Questa quantità di antichi rimedi totalizzano 4.785 sostanze e quasi 17.000 prescrizioni registrate. Cifre definitivamente grandi, ma se pensiamo che attualmente i dati non sono molto diversi…?!
– BMJ stima che nel decennio degli anni 50 dello scorso secolo, al 40% dei pazienti che consultavano i medici generici veniva prescritto un placebo.
– Solo un 20% dei farmaci usati attualmente si sono scientificamente dimostrati efficaci.

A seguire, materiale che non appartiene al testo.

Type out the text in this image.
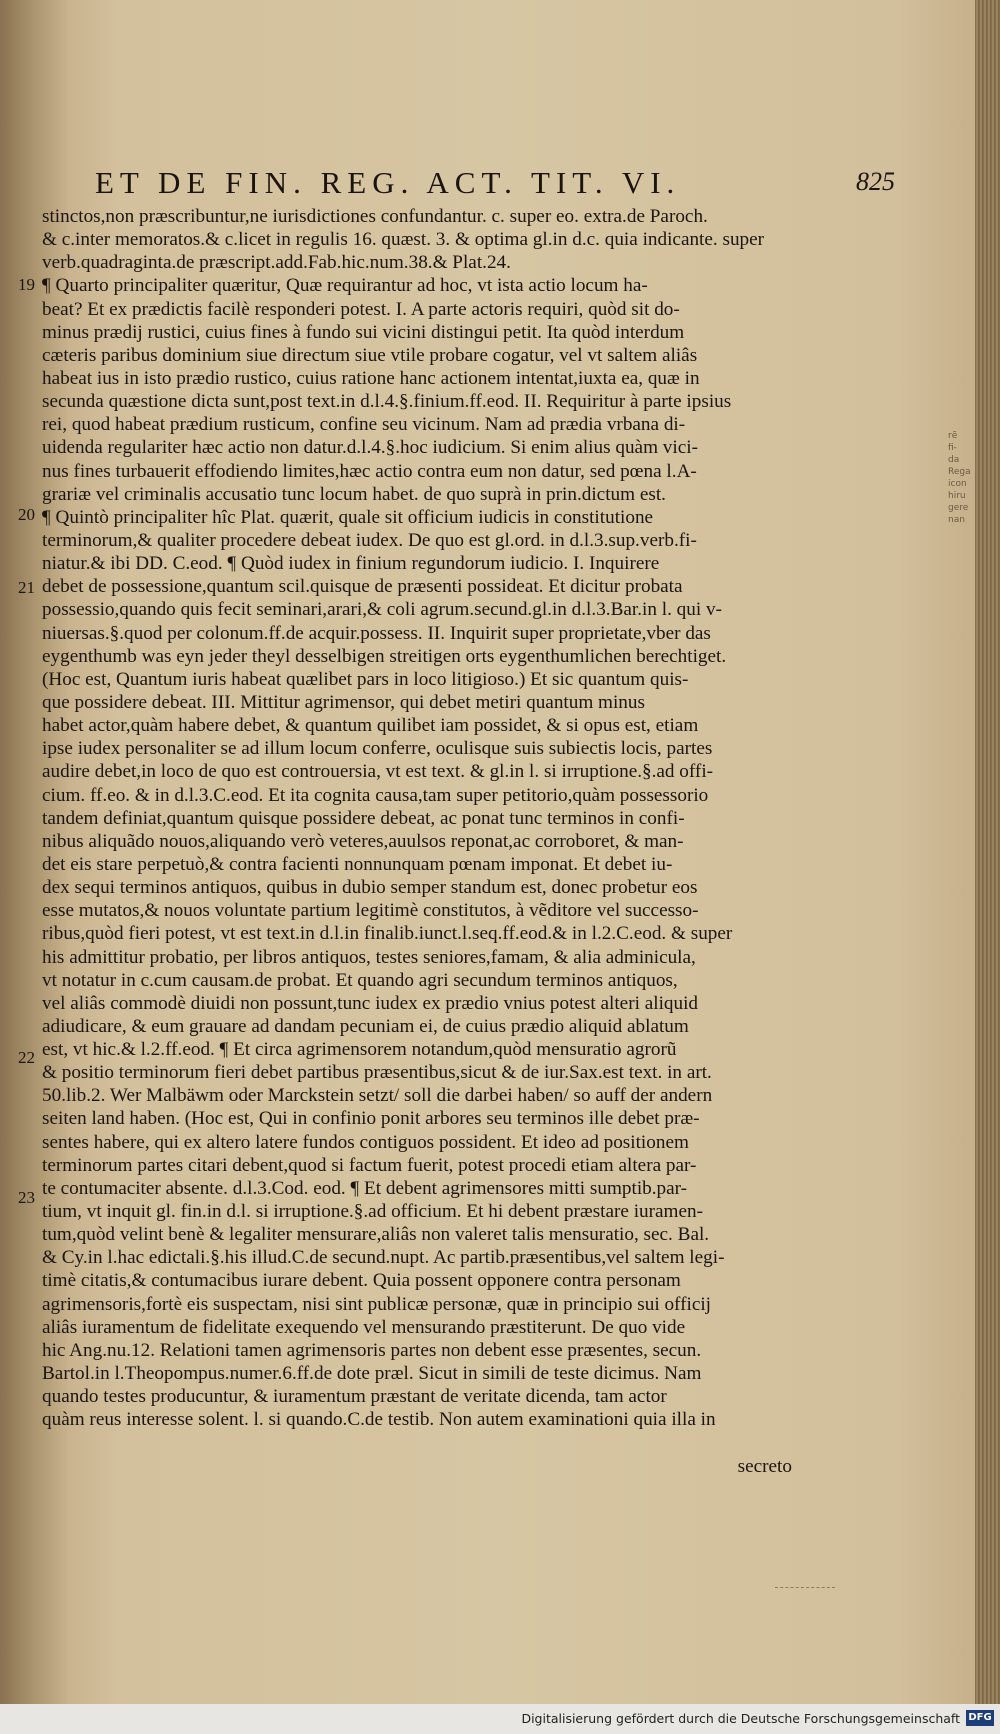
rẽ
fi-
da
Rega
icon
hiru
gere
nan
ET DE FIN. REG. ACT. TIT. VI.	825
19
20
21
22
23
stinctos,non præscribuntur,ne iurisdictiones confundantur. c. super eo. extra.de Paroch.
& c.inter memoratos.& c.licet in regulis 16. quæst. 3. & optima gl.in d.c. quia indicante. super
verb.quadraginta.de præscript.add.Fab.hic.num.38.& Plat.24.
¶ Quarto principaliter quæritur, Quæ requirantur ad hoc, vt ista actio locum ha-
beat? Et ex prædictis facilè responderi potest. I. A parte actoris requiri, quòd sit do-
minus prædij rustici, cuius fines à fundo sui vicini distingui petit. Ita quòd interdum
cæteris paribus dominium siue directum siue vtile probare cogatur, vel vt saltem aliâs
habeat ius in isto prædio rustico, cuius ratione hanc actionem intentat,iuxta ea, quæ in
secunda quæstione dicta sunt,post text.in d.l.4.§.finium.ff.eod. II. Requiritur à parte ipsius
rei, quod habeat prædium rusticum, confine seu vicinum. Nam ad prædia vrbana di-
uidenda regulariter hæc actio non datur.d.l.4.§.hoc iudicium. Si enim alius quàm vici-
nus fines turbauerit effodiendo limites,hæc actio contra eum non datur, sed pœna l.A-
grariæ vel criminalis accusatio tunc locum habet. de quo suprà in prin.dictum est.
¶ Quintò principaliter hîc Plat. quærit, quale sit officium iudicis in constitutione
terminorum,& qualiter procedere debeat iudex. De quo est gl.ord. in d.l.3.sup.verb.fi-
niatur.& ibi DD. C.eod. ¶ Quòd iudex in finium regundorum iudicio. I. Inquirere
debet de possessione,quantum scil.quisque de præsenti possideat. Et dicitur probata
possessio,quando quis fecit seminari,arari,& coli agrum.secund.gl.in d.l.3.Bar.in l. qui v-
niuersas.§.quod per colonum.ff.de acquir.possess. II. Inquirit super proprietate,vber das
eygenthumb was eyn jeder theyl desselbigen streitigen orts eygenthumlichen berechtiget.
(Hoc est, Quantum iuris habeat quælibet pars in loco litigioso.) Et sic quantum quis-
que possidere debeat. III. Mittitur agrimensor, qui debet metiri quantum minus
habet actor,quàm habere debet, & quantum quilibet iam possidet, & si opus est, etiam
ipse iudex personaliter se ad illum locum conferre, oculisque suis subiectis locis, partes
audire debet,in loco de quo est controuersia, vt est text. & gl.in l. si irruptione.§.ad offi-
cium. ff.eo. & in d.l.3.C.eod. Et ita cognita causa,tam super petitorio,quàm possessorio
tandem definiat,quantum quisque possidere debeat, ac ponat tunc terminos in confi-
nibus aliquãdo nouos,aliquando verò veteres,auulsos reponat,ac corroboret, & man-
det eis stare perpetuò,& contra facienti nonnunquam pœnam imponat. Et debet iu-
dex sequi terminos antiquos, quibus in dubio semper standum est, donec probetur eos
esse mutatos,& nouos voluntate partium legitimè constitutos, à vẽditore vel successo-
ribus,quòd fieri potest, vt est text.in d.l.in finalib.iunct.l.seq.ff.eod.& in l.2.C.eod. & super
his admittitur probatio, per libros antiquos, testes seniores,famam, & alia adminicula,
vt notatur in c.cum causam.de probat. Et quando agri secundum terminos antiquos,
vel aliâs commodè diuidi non possunt,tunc iudex ex prædio vnius potest alteri aliquid
adiudicare, & eum grauare ad dandam pecuniam ei, de cuius prædio aliquid ablatum
est, vt hic.& l.2.ff.eod. ¶ Et circa agrimensorem notandum,quòd mensuratio agrorũ
& positio terminorum fieri debet partibus præsentibus,sicut & de iur.Sax.est text. in art.
50.lib.2. Wer Malbäwm oder Marckstein setzt/ soll die darbei haben/ so auff der andern
seiten land haben. (Hoc est, Qui in confinio ponit arbores seu terminos ille debet præ-
sentes habere, qui ex altero latere fundos contiguos possident. Et ideo ad positionem
terminorum partes citari debent,quod si factum fuerit, potest procedi etiam altera par-
te contumaciter absente. d.l.3.Cod. eod. ¶ Et debent agrimensores mitti sumptib.par-
tium, vt inquit gl. fin.in d.l. si irruptione.§.ad officium. Et hi debent præstare iuramen-
tum,quòd velint benè & legaliter mensurare,aliâs non valeret talis mensuratio, sec. Bal.
& Cy.in l.hac edictali.§.his illud.C.de secund.nupt. Ac partib.præsentibus,vel saltem legi-
timè citatis,& contumacibus iurare debent. Quia possent opponere contra personam
agrimensoris,fortè eis suspectam, nisi sint publicæ personæ, quæ in principio sui officij
aliâs iuramentum de fidelitate exequendo vel mensurando præstiterunt. De quo vide
hic Ang.nu.12. Relationi tamen agrimensoris partes non debent esse præsentes, secun.
Bartol.in l.Theopompus.numer.6.ff.de dote præl. Sicut in simili de teste dicimus. Nam
quando testes producuntur, & iuramentum præstant de veritate dicenda, tam actor
quàm reus interesse solent. l. si quando.C.de testib. Non autem examinationi quia illa in
secreto
Digitalisierung gefördert durch die Deutsche Forschungsgemeinschaft DFG
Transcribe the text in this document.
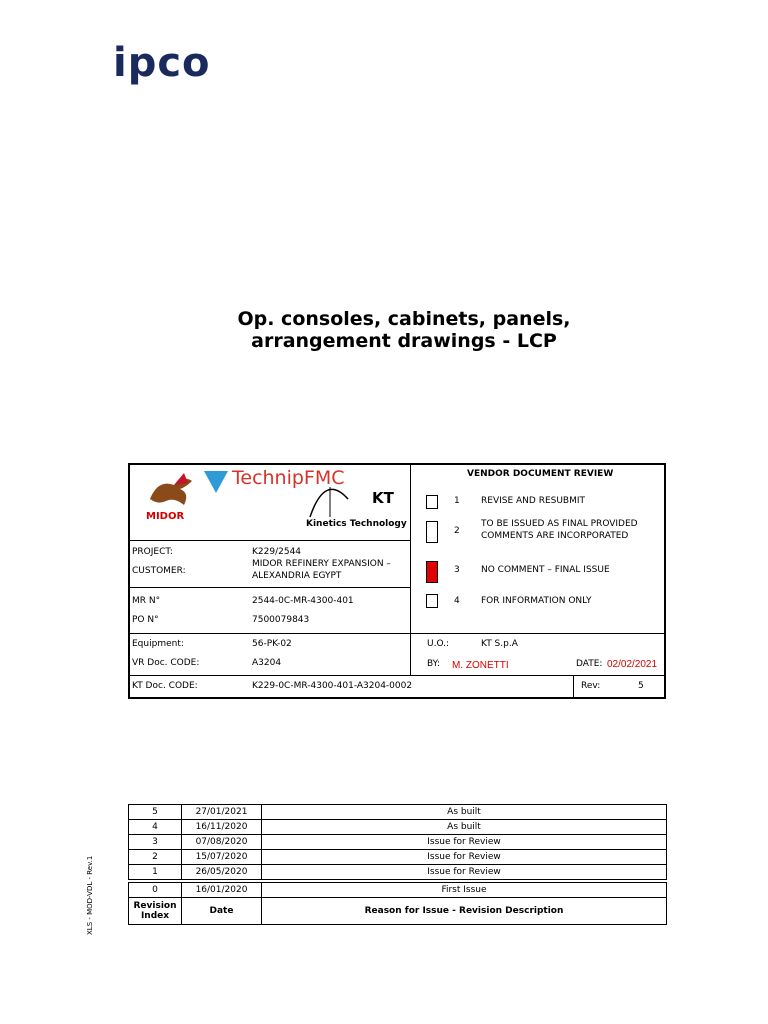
ipco
Op. consoles, cabinets, panels,
arrangement drawings - LCP
MIDOR
TechnipFMC
KT
Kinetics Technology
VENDOR DOCUMENT REVIEW
1 REVISE AND RESUBMIT
2
TO BE ISSUED AS FINAL PROVIDED
COMMENTS ARE INCORPORATED
3 NO COMMENT – FINAL ISSUE
4 FOR INFORMATION ONLY
PROJECT:	K229/2544
CUSTOMER:
MIDOR REFINERY EXPANSION –
ALEXANDRIA EGYPT
MR N°	2544-0C-MR-4300-401
PO N°	7500079843
Equipment:	56-PK-02
VR Doc. CODE:	A3204
U.O.:	KT S.p.A
BY: M. ZONETTI	DATE: 02/02/2021
KT Doc. CODE:	K229-0C-MR-4300-401-A3204-0002	Rev:	5
5	27/01/2021	As built
4	16/11/2020	As built
3	07/08/2020	Issue for Review
2	15/07/2020	Issue for Review
1	26/05/2020	Issue for Review

0	16/01/2020	First Issue
Revision Index	Date	Reason for Issue - Revision Description
XLS - MOD-VDL - Rev.1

– Esiste un ampio margine di sintomi e malattie come il dolore, l’ipertensione, l’asma e la tosse che trovano sollievo nei pazienti dopo aver ingerito un placebo. Vengono anche ampiamenti utilizzati nel trattamento delle cefalee (emicrania), il raffreddore e l’angina. Attualmente la pessima reputazione del placebo è dovuta al fatto che continuiamo a credere a due miti:
– Se la condizione di salute migliore con un placebo è perchè la causa del problema risedeva nella mente.
– Se un placebo ha una grande efficacia annulla il valore del resto dei medicinali che utilizziamo.
Una delle cause di questi miti si può trovare nella menzogna raccontata da una infermiera dell’esercito durante la II Guerra Mondiale. L’infermiera in questione era l’aiutante di un’anestesista di nome Henry Beecher al seguito dell truppe nord-americane sotto il bombardamento tedesco. Quando le provviste di morfina iniziarono a terminare, l’infermiera assicurò a un soldato ferito che gli avrebbe iniettato un potente calmante anche se in realtà la siringa conteneva una soluzione salina. Sorprendentemente, la falsa iniezione alleviò l’agonia del soldato evitandogli così lo shock.
Terminata la guerra, quando Beecher tornò al suo posto ad Harvard si convertì in un medico riformista. Ispirato da ciò che fece l’infermiera, iniziò un movimento per promuovere un nuovo metodo per provare l’efficacia dei medicinali in modo tale da verificare se fossero realmente efficaci. Anche se questo suo atteggiamento si scontrò con lo scetticismo regnante, ebbe però anche un’effetto secondario: i placebo furono definitivamente stigmatizzati.
Ad ogni modo, attualmente il loro ruolo curativo è stato riconsiderato, un esempio si può trovare nelle più recenti ricerche che spiegano il funzionamento del placebo. Inoltre, farmacologicamente parlando, il placebo può:
– Causare gli stessi effetti analgesici delle droghe come la morfina ma senza avere gli stessi effetti collaterali sul sistema cardiovascolare.
– Interagire con altri principi attivi potenziando il loro effetto.
– Può invertire gli effetti dei principi attivi.
In questo modo il placebo si è dimostrato essere un trattamento abbastanza efficace che è stato utilizzato nel corso del tempo e che si continuerà ad usare dato che non presenta gli effetti collaterali dannosi dei medicinali più potenti.
Fonti:
Bayés, R. (1983) Bioretroalimentación y efecto placebo. Revista Latinoamericana de Psicología; 15(1-2): 63-85.
Shapiro, A. K. (1959) The placebo effect in the history of medical treatment implications for Psychiatry. American Journal of Psychiatry; 116: 298-304.
Velázquez, A. (s/f) Placebos: Definición. Hospital Italiano de Buenos Aires. Cátedra de Medicina Familiar.